The government notes that there is a need to empower pension savers to make sensible decisions at retirement, and will look to work with the Financial Conduct Authority (FCA) to develop stronger nudges to encourage people to seek out personalised guidance.
This comes as part of a response, outlined today (22 June 2018), to the Work and Pensions Committee’s report on pension freedoms, published on 5 April 2018.
Among various recommendations, the committee’s report suggested that default pensions decumulation routes should be introduced in order to mirror the accumulation successes achieved by auto-enrolment, and that any providers that offer drawdown products should be required to also offer a default option that is targeted at the provider’s core customer group by April 2019.
The government’s response states that it is not convinced by the committee’s suggestion of offering default drawdown.
The committee stated that the National Employment Savings Trust (Nest) should be allowed to provide decumulation products from April 2019, on the condition that Nest can repay its start-up loan.
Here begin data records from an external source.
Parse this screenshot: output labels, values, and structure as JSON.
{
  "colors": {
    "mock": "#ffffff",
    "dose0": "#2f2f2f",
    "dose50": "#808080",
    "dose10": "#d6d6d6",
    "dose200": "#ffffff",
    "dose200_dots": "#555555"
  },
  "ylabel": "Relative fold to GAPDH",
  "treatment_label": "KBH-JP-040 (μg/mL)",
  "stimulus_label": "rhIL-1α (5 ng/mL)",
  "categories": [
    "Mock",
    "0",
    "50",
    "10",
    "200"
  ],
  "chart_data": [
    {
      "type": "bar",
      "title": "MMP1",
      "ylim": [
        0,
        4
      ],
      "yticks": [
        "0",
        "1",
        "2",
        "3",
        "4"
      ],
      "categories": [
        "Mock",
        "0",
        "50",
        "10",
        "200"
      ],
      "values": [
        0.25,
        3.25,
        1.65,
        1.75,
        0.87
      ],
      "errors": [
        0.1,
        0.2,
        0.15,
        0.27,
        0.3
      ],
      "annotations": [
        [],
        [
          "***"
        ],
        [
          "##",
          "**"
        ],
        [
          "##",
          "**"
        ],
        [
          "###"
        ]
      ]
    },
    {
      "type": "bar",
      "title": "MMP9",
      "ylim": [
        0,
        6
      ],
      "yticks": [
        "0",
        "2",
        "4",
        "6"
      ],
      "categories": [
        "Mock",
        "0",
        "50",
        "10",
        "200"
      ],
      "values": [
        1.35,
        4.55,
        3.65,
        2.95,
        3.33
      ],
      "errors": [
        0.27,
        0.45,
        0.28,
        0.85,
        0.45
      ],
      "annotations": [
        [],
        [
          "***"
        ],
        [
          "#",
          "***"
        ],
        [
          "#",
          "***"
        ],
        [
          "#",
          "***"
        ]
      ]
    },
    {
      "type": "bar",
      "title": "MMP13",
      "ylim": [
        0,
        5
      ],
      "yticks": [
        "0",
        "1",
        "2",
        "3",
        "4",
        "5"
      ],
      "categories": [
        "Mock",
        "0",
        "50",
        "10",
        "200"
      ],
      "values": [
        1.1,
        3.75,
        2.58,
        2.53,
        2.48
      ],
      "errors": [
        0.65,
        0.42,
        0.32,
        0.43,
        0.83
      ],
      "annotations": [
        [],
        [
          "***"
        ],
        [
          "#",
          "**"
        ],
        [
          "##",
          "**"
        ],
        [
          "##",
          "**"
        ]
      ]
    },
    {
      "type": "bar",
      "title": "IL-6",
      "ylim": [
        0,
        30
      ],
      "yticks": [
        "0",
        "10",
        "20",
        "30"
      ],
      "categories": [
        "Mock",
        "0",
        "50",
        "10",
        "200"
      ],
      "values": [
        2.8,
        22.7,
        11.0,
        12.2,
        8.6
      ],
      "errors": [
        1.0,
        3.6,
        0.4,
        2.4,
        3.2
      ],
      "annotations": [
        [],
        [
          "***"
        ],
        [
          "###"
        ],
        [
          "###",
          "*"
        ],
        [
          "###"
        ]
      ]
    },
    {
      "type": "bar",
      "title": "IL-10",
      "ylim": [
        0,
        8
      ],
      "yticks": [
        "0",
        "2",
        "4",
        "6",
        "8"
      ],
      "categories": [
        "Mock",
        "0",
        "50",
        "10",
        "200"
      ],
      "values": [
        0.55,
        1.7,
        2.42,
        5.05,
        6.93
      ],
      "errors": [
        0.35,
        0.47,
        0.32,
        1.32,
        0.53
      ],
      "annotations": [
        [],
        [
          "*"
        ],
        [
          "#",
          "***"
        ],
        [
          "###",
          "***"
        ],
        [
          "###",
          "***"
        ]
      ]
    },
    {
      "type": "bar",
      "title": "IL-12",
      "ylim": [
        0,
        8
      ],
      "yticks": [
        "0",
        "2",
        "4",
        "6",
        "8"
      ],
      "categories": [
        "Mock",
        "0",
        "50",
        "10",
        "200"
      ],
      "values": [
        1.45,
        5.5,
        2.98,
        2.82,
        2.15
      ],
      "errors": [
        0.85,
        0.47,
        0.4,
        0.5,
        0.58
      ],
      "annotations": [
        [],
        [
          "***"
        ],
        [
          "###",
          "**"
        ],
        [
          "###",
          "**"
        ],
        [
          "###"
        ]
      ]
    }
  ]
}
The response was that this was unlikely to be allowed, but that this position might change if there is evidence that low cost access to drawdown for those with smaller pots is not available.
The response also stated that the future of the Pension Dashboard will be set out in a forthcoming Department for Work and Pensions (DWP) feasibility study.
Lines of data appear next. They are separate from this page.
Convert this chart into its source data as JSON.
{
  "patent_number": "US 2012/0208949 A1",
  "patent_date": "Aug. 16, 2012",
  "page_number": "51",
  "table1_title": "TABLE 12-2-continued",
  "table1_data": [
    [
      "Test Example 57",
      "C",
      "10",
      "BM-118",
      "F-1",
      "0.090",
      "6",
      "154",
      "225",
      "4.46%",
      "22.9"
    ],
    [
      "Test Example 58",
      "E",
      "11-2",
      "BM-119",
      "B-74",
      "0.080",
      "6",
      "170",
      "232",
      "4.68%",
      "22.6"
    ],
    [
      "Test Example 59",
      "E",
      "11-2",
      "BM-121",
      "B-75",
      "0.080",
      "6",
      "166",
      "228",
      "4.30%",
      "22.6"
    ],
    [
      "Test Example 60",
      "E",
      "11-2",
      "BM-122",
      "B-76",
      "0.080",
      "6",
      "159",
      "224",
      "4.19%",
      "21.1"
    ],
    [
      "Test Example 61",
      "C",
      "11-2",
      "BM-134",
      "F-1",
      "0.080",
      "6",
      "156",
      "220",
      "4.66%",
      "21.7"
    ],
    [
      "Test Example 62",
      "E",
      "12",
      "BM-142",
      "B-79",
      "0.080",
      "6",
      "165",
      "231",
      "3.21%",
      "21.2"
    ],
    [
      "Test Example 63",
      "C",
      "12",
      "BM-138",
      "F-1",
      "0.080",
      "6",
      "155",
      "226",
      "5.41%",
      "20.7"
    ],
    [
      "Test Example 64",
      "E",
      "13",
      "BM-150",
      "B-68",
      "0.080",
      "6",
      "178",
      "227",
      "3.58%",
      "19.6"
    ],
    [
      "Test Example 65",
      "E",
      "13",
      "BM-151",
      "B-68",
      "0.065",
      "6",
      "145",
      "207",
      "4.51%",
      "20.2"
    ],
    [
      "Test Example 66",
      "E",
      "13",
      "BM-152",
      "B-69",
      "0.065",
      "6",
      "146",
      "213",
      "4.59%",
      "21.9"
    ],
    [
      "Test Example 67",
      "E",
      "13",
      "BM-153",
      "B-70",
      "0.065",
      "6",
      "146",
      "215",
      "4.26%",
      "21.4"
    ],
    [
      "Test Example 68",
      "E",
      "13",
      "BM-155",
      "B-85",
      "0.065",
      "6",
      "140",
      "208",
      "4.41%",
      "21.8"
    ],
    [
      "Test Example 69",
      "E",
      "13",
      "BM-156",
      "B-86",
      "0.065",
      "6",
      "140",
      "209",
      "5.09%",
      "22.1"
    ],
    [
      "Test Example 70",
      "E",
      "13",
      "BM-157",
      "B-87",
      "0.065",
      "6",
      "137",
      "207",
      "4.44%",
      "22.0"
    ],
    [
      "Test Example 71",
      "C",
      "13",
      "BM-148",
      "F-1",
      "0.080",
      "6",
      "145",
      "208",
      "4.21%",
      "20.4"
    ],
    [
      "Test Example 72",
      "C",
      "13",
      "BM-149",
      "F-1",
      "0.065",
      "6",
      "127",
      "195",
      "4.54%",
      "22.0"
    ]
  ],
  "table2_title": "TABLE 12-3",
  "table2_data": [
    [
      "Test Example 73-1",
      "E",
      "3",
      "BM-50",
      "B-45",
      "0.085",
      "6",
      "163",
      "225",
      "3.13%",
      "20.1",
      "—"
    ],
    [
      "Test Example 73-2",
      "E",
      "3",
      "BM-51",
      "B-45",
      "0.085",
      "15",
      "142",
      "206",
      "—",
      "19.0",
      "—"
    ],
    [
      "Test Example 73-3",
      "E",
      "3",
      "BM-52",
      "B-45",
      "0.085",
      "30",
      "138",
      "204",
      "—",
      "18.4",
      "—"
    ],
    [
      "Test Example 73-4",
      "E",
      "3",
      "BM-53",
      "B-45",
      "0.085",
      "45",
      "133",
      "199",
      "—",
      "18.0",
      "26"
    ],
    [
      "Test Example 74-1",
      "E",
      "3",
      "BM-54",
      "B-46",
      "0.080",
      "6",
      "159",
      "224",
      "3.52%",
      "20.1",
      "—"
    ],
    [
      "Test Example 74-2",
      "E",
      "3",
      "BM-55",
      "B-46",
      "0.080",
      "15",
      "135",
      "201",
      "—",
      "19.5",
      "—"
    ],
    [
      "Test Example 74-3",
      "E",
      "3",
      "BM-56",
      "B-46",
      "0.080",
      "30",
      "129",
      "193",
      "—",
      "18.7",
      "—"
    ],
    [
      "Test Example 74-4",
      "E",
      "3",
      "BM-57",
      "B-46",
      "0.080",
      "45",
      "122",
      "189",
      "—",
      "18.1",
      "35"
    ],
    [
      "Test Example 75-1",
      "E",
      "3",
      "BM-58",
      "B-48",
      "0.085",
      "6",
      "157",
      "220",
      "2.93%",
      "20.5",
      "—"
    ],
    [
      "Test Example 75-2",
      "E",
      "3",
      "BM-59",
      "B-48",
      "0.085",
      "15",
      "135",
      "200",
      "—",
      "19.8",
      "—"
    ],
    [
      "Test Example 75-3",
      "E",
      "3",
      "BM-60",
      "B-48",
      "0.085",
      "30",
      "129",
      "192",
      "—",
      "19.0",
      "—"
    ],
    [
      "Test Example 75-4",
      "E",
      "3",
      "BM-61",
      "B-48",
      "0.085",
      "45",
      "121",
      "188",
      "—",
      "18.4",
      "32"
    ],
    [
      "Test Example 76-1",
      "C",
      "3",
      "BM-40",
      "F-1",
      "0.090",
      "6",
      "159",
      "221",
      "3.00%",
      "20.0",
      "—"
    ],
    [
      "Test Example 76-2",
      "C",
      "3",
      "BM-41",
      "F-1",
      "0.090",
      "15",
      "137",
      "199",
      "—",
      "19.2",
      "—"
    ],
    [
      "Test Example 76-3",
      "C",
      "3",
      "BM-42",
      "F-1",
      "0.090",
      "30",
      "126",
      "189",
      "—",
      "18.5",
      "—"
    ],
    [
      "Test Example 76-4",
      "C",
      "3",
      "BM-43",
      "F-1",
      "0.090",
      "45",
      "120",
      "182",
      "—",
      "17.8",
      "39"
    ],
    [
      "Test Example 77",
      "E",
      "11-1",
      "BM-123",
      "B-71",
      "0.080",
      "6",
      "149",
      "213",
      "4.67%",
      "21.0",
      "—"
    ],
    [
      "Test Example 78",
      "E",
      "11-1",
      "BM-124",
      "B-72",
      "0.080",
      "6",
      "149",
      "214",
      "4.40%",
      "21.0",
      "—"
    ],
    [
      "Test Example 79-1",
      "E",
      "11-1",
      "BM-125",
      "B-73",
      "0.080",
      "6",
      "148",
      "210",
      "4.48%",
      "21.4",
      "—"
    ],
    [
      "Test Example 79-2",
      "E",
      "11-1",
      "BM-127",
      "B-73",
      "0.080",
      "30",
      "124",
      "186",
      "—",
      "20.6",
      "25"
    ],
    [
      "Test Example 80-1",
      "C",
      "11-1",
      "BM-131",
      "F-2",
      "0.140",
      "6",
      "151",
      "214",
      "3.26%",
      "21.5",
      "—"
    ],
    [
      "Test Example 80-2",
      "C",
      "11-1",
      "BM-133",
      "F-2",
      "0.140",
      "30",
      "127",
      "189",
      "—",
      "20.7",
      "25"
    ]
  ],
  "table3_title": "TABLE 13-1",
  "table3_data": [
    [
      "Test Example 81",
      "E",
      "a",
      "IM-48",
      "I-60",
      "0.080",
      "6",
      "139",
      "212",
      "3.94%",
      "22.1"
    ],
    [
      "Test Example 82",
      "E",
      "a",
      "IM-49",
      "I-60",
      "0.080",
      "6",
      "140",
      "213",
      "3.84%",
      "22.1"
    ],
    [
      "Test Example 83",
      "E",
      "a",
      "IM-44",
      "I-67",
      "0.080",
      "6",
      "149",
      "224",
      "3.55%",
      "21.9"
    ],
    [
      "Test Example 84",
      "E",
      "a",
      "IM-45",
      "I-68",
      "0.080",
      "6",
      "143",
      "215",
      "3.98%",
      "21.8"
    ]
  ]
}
The government outlined an intention to look into the findings of the FCA’s Retirement Outcomes Review, due in the coming weeks, to further consider factors such as the introduction of a pension passport, charge caps in drawdown, and whether the role of Independent Governance Committees should be expanded to include retirement.
Tom McPhail, head of policy at Hargreaves Lansdown, said: “In spite of the fact Pension Freedom was introduced recklessly fast a few years ago, it is becoming increasingly clear that not only is it extremely popular with investors, it is also working better than many dared to hope. There is no evidence of widespread losses or poor decision-making on the part of investors.
“There is still more to be done though. We expect to see further guidance very soon from the FCA, on how pension providers can help their customers in managing their retirement income. In the long term we see no reason why Nest members should be discriminated against and forced to transfer out if they want to use a drawdown arrangement.”
Steven Cameron, pensions director at Aegon, commented: “The Work and Pensions Select Committee’s Inquiry into pension freedoms came at a time when the FCA was concluding its deep and thorough review of the ‘at retirement’ market. We support the government’s decision to defer any further interventions until the FCA reports back on its final decisions, due later this month. We support the FCA’s focus on additional protections for those using income drawdown who have not benefited from seeking advice.
“As the government says, pension freedoms are there to allow each individual to use their pension fund in a way that suits their retirement needs. The Select Committee’s recommendation for providers to offer default decumulation pathways went several steps too far, potentially defaulting individuals into a product type, level of income and investment fund choice which might have been wholly inappropriate for an individual’s circumstances. For those entering retirement, the focus should be on improving engagement. Three years into pension freedoms and with the market continuing to evolve, it’s far too early to focus on defaults which would effectively be admitting failure to better engage.
“We also support the government deferring making any decisions on pension dashboards until the DWP completes its feasibility study. While the Select Committee favours a single dashboard, we believe this would directly conflict with the need to allow the industry to engage creatively with customers.”